«Cradle to cradle», les mille et une vies des objets

Libération, Laure Noualhat, le 24 décembre 2008

«Cradle to cradle», les mille et une vies des objets

Le C2C, «berceau au berceau» en français, permet de recycler à l’infini les produits.

Le berceau, là où tout commence, et où tout pourrait finir. La vague du recyclage à peine déferlée, voici venu le concept du recyclage permanent, aussi appelé cradle to cradle et originaire des Etats-Unis (le C2C en langue business acronymique). Littéralement, cela signifie du berceau au berceau, et c’est la nouvelle devise du design écologiquement correct. Le principe est simple : le déchet devient nourriture et réintègre les process de production. Un genre de «rien ne se perd, rien ne se crée», version éco-conception.

«Habituellement, la fin de vie d’un produit n’est pas prise en compte dès sa conception, en clair, un produit n’est pas pensé pour être recyclé», explique Eric Allodi, patron d’Integral Vision, agence qui promeut le concept en France. Considérés comme des nutriments, les déchets peuvent alimenter des sols en se décomposant ou servir de matière première pour la génération de produits suivante. En C2C, le déchet ne doit contenir aucune substance toxique, si bien qu’il peut être réutilisé, enfoui, composté ou incinéré sans danger. Chez le fabricant de textile suisse Rhoner, depuis que les teintures sont naturelles, les chutes de tissu alimentent les plantes en se décomposant sur les semis. Le produit «cradeulisé» doit aussi être facilement démontable pour le désassemblage, le tri et l’envoi vers une chaîne de valorisation adaptée. C’est le cas des chaises de l’Américain Herman Miller, démontables en quinze minutes. «Un produit C2C peut être conçu pour être recyclé indéfiniment en utilisant, par exemple dans le cas des plastiques, des opérations de dépolymérisation/repolymérisation pour revenir au monomère de base et ainsi refabriquer des produits sans dégradation de qualité», poursuit Eric Allodi.

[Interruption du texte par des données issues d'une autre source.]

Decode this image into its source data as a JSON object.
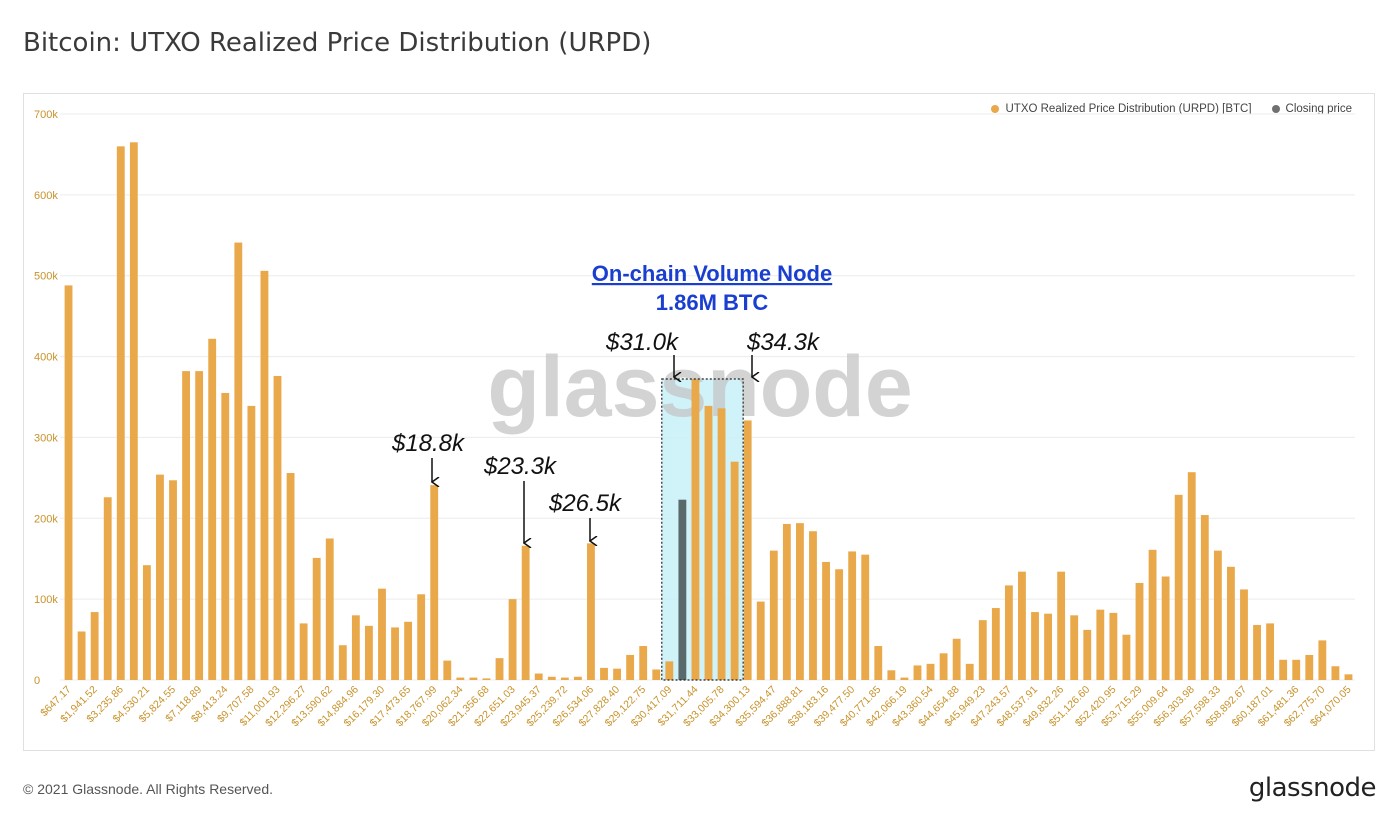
{
  "page": {
    "title": "Bitcoin: UTXO Realized Price Distribution (URPD)",
    "copyright": "© 2021 Glassnode. All Rights Reserved.",
    "brand": "glassnode",
    "watermark": "glassnode"
  },
  "legend": {
    "items": [
      {
        "label": "UTXO Realized Price Distribution (URPD) [BTC]",
        "color": "#e9a84a"
      },
      {
        "label": "Closing price",
        "color": "#707070"
      }
    ]
  },
  "annotations": {
    "node_title": "On-chain Volume Node",
    "node_value": "1.86M BTC",
    "callouts": [
      "$18.8k",
      "$23.3k",
      "$26.5k",
      "$31.0k",
      "$34.3k"
    ]
  },
  "colors": {
    "bar": "#e9a84a",
    "closing": "#5a6a6a",
    "node_fill": "#c8f0f8",
    "node_title": "#1a3fd0",
    "axis_text": "#c8922a"
  },
  "chart_data": {
    "type": "bar",
    "title": "",
    "xlabel": "",
    "ylabel": "",
    "ylim": [
      0,
      700000
    ],
    "yticks": [
      "0",
      "100k",
      "200k",
      "300k",
      "400k",
      "500k",
      "600k",
      "700k"
    ],
    "xtick_labels": [
      "$647.17",
      "$1,941.52",
      "$3,235.86",
      "$4,530.21",
      "$5,824.55",
      "$7,118.89",
      "$8,413.24",
      "$9,707.58",
      "$11,001.93",
      "$12,296.27",
      "$13,590.62",
      "$14,884.96",
      "$16,179.30",
      "$17,473.65",
      "$18,767.99",
      "$20,062.34",
      "$21,356.68",
      "$22,651.03",
      "$23,945.37",
      "$25,239.72",
      "$26,534.06",
      "$27,828.40",
      "$29,122.75",
      "$30,417.09",
      "$31,711.44",
      "$33,005.78",
      "$34,300.13",
      "$35,594.47",
      "$36,888.81",
      "$38,183.16",
      "$39,477.50",
      "$40,771.85",
      "$42,066.19",
      "$43,360.54",
      "$44,654.88",
      "$45,949.23",
      "$47,243.57",
      "$48,537.91",
      "$49,832.26",
      "$51,126.60",
      "$52,420.95",
      "$53,715.29",
      "$55,009.64",
      "$56,303.98",
      "$57,598.33",
      "$58,892.67",
      "$60,187.01",
      "$61,481.36",
      "$62,775.70",
      "$64,070.05"
    ],
    "grid": true,
    "legend_position": "top-right",
    "closing_price_index": 47,
    "volume_node_range": [
      46,
      51
    ],
    "series": [
      {
        "name": "UTXO Realized Price Distribution (URPD) [BTC]",
        "values": [
          488000,
          60000,
          84000,
          226000,
          660000,
          665000,
          142000,
          254000,
          247000,
          382000,
          382000,
          422000,
          355000,
          541000,
          339000,
          506000,
          376000,
          256000,
          70000,
          151000,
          175000,
          43000,
          80000,
          67000,
          113000,
          65000,
          72000,
          106000,
          241000,
          24000,
          3000,
          3000,
          2000,
          27000,
          100000,
          166000,
          8000,
          4000,
          3000,
          4000,
          169000,
          15000,
          14000,
          31000,
          42000,
          13000,
          23000,
          223000,
          372000,
          339000,
          336000,
          270000,
          321000,
          97000,
          160000,
          193000,
          194000,
          184000,
          146000,
          137000,
          159000,
          155000,
          42000,
          12000,
          3000,
          18000,
          20000,
          33000,
          51000,
          20000,
          74000,
          89000,
          117000,
          134000,
          84000,
          82000,
          134000,
          80000,
          62000,
          87000,
          83000,
          56000,
          120000,
          161000,
          128000,
          229000,
          257000,
          204000,
          160000,
          140000,
          112000,
          68000,
          70000,
          25000,
          25000,
          31000,
          49000,
          17000,
          7000
        ]
      }
    ]
  }
}
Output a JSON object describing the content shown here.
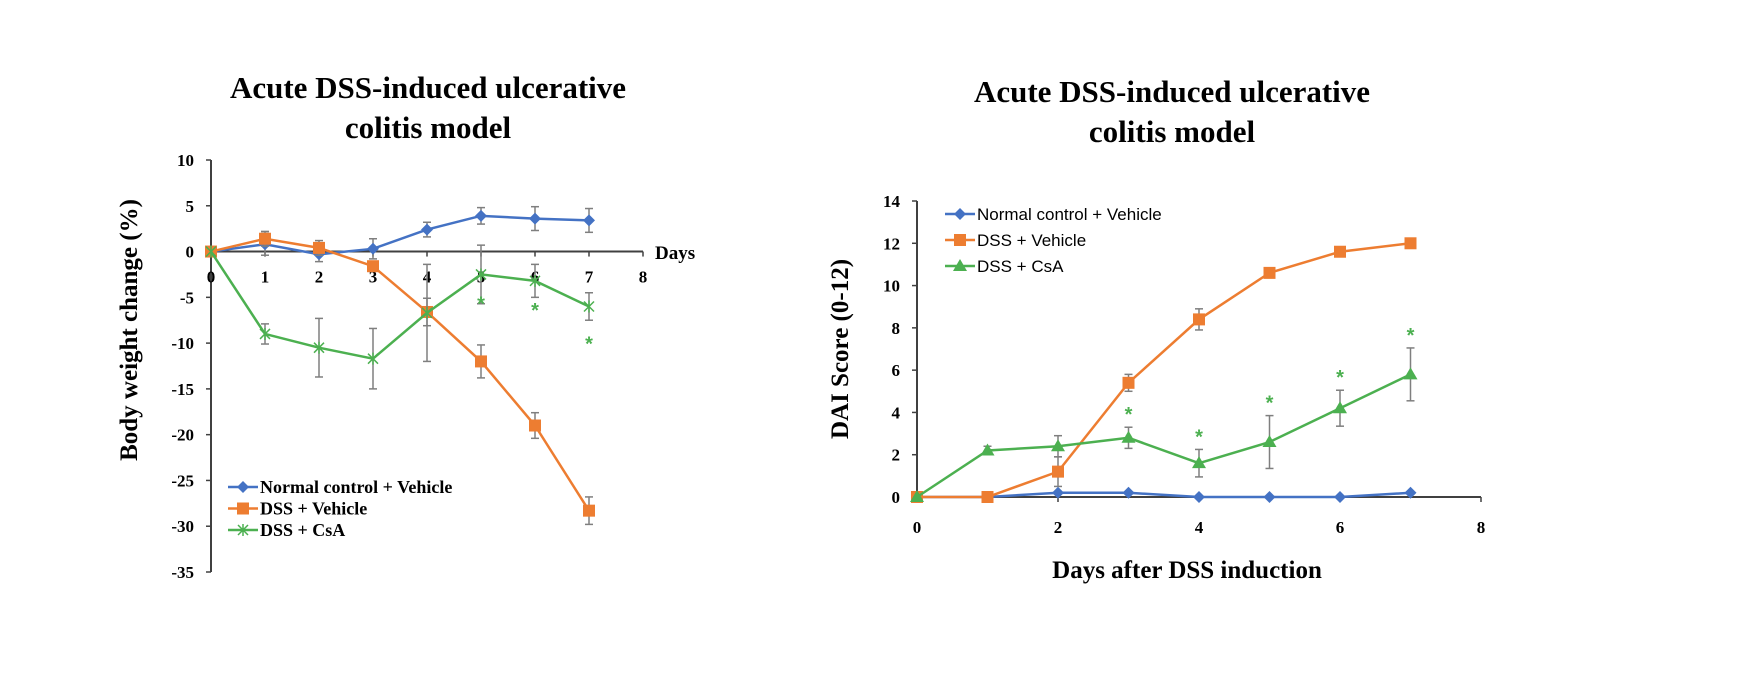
{
  "colors": {
    "normal": "#4472C4",
    "dss_vehicle": "#ED7D31",
    "dss_csa": "#4CB050",
    "error_bar": "#7f7f7f",
    "axis": "#404040"
  },
  "chart_data": [
    {
      "type": "line",
      "title_lines": [
        "Acute DSS-induced ulcerative",
        "colitis model"
      ],
      "xlabel": "Days",
      "ylabel": "Body weight change (%)",
      "xlim": [
        0,
        8
      ],
      "ylim": [
        -35,
        10
      ],
      "x_ticks": [
        "0",
        "1",
        "2",
        "3",
        "4",
        "5",
        "6",
        "7",
        "8"
      ],
      "y_ticks": [
        "10",
        "5",
        "0",
        "-5",
        "-10",
        "-15",
        "-20",
        "-25",
        "-30",
        "-35"
      ],
      "legend_position": "bottom-left",
      "x": [
        0,
        1,
        2,
        3,
        4,
        5,
        6,
        7
      ],
      "series": [
        {
          "name": "Normal control + Vehicle",
          "marker": "diamond",
          "color_key": "normal",
          "values": [
            0,
            0.8,
            -0.3,
            0.3,
            2.4,
            3.9,
            3.6,
            3.4
          ],
          "errors": [
            0,
            1.2,
            0.8,
            1.1,
            0.8,
            0.9,
            1.3,
            1.3
          ]
        },
        {
          "name": "DSS + Vehicle",
          "marker": "square",
          "color_key": "dss_vehicle",
          "values": [
            0,
            1.4,
            0.4,
            -1.6,
            -6.6,
            -12,
            -19,
            -28.3
          ],
          "errors": [
            0,
            0.8,
            0.8,
            0.3,
            1.5,
            1.8,
            1.4,
            1.5
          ]
        },
        {
          "name": "DSS +  CsA",
          "marker": "x",
          "color_key": "dss_csa",
          "values": [
            0,
            -9,
            -10.5,
            -11.7,
            -6.7,
            -2.5,
            -3.2,
            -6
          ],
          "errors": [
            0,
            1.1,
            3.2,
            3.3,
            5.3,
            3.2,
            1.8,
            1.5
          ]
        }
      ],
      "significance_marks": {
        "symbol": "*",
        "days": [
          5,
          6,
          7
        ],
        "series": "DSS +  CsA"
      }
    },
    {
      "type": "line",
      "title_lines": [
        "Acute DSS-induced ulcerative",
        "colitis model"
      ],
      "xlabel": "Days after DSS induction",
      "ylabel": "DAI Score (0-12)",
      "xlim": [
        0,
        8
      ],
      "ylim": [
        0,
        14
      ],
      "x_ticks": [
        "0",
        "2",
        "4",
        "6",
        "8"
      ],
      "y_ticks": [
        "14",
        "12",
        "10",
        "8",
        "6",
        "4",
        "2",
        "0"
      ],
      "legend_position": "top-left",
      "x": [
        0,
        1,
        2,
        3,
        4,
        5,
        6,
        7
      ],
      "series": [
        {
          "name": "Normal control + Vehicle",
          "marker": "diamond",
          "color_key": "normal",
          "values": [
            0,
            0,
            0.2,
            0.2,
            0,
            0,
            0,
            0.2
          ],
          "errors": [
            0,
            0,
            0,
            0,
            0,
            0,
            0,
            0
          ]
        },
        {
          "name": "DSS + Vehicle",
          "marker": "square",
          "color_key": "dss_vehicle",
          "values": [
            0,
            0,
            1.2,
            5.4,
            8.4,
            10.6,
            11.6,
            12
          ],
          "errors": [
            0,
            0,
            0.7,
            0.4,
            0.5,
            0.1,
            0.1,
            0.1
          ]
        },
        {
          "name": "DSS + CsA",
          "marker": "triangle",
          "color_key": "dss_csa",
          "values": [
            0,
            2.2,
            2.4,
            2.8,
            1.6,
            2.6,
            4.2,
            5.8
          ],
          "errors": [
            0,
            0.2,
            0.5,
            0.5,
            0.65,
            1.25,
            0.85,
            1.25
          ]
        }
      ],
      "significance_marks": {
        "symbol": "*",
        "days": [
          3,
          4,
          5,
          6,
          7
        ],
        "series": "DSS + CsA"
      }
    }
  ]
}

Label. Le C2C va plus loin que le simple recyclage. On réinjecte le produit à l’infini dans un autre. «Le déchet ne sera pas recyclé en un produit identique ou de qualité similaire, mais on va utiliser ses déchets pour fabriquer d’autres produits de moindre qualité», explique Eric Allodi. C’est le cas des plastiques nobles qui composent une coque d’ordinateur : ils sont sous-cyclés en plastiques de basse qualité utiles pour des pots de fleur ou des sièges bébé. Et ainsi de suite. Le déchet-nourriture perd sa qualité au fil des transformations sur la voie de la poubelle.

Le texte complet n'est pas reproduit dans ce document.